Underwood highlights that a large collection of texts is usually necessary in order for the analysis to have context. This could be seen as a bad thing because gathering a lot of data seems like a lot of work. He goes on to talk about programming skills, and whether they are necessary. He beats around the bush a bit, saying he can't really answer the question, but then gives an anecdote alluding to programming skills being necessary. I would say everyone should learn programming whether or not they have to, but I may be biased as a computer science major!
Text mining can allow you to do these things and more:
- Categorize documents
- Trace the history of particular features (words or phrases) over time
These all seem to be useful things to get out of text mining, and this list is not exhaustive.

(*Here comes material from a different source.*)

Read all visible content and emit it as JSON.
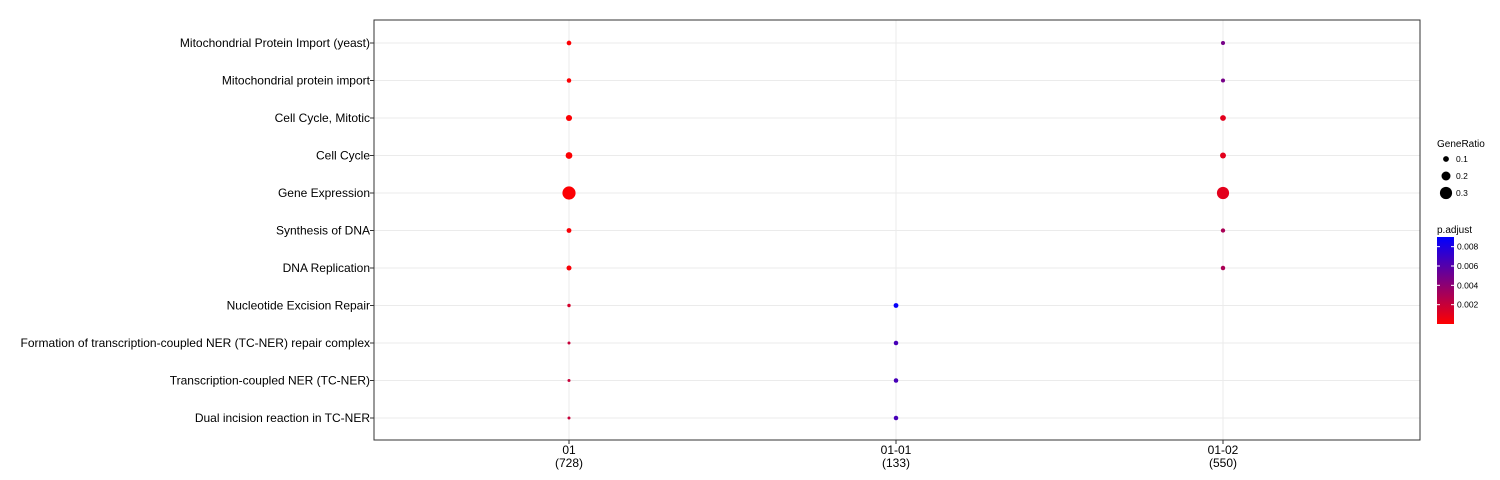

In "Topic Modeling: A Basic Introduction," Megan R. Brett starts with a definition. "Topic modeling is a form of text mining, a way of identifying patterns in a corpus." She also gives a useful way to think about topic modeling "One way to think about how the process of topic modeling works is to imagine working through an article with a set of highlighters. As you read through the article, you use a different color for the key words of themes within the paper as you come across them. When you were done, you could copy out the words as grouped by the color you assigned them. That list of words is a topic, and each color represents a different topic."
Brett agrees with Underwood, that a large corpus is usually preferrable, and you need to know how to use your tools, and understand your results.
It seems like we might try out topic modeling for ourselves, and form our own opinions as we go through the process!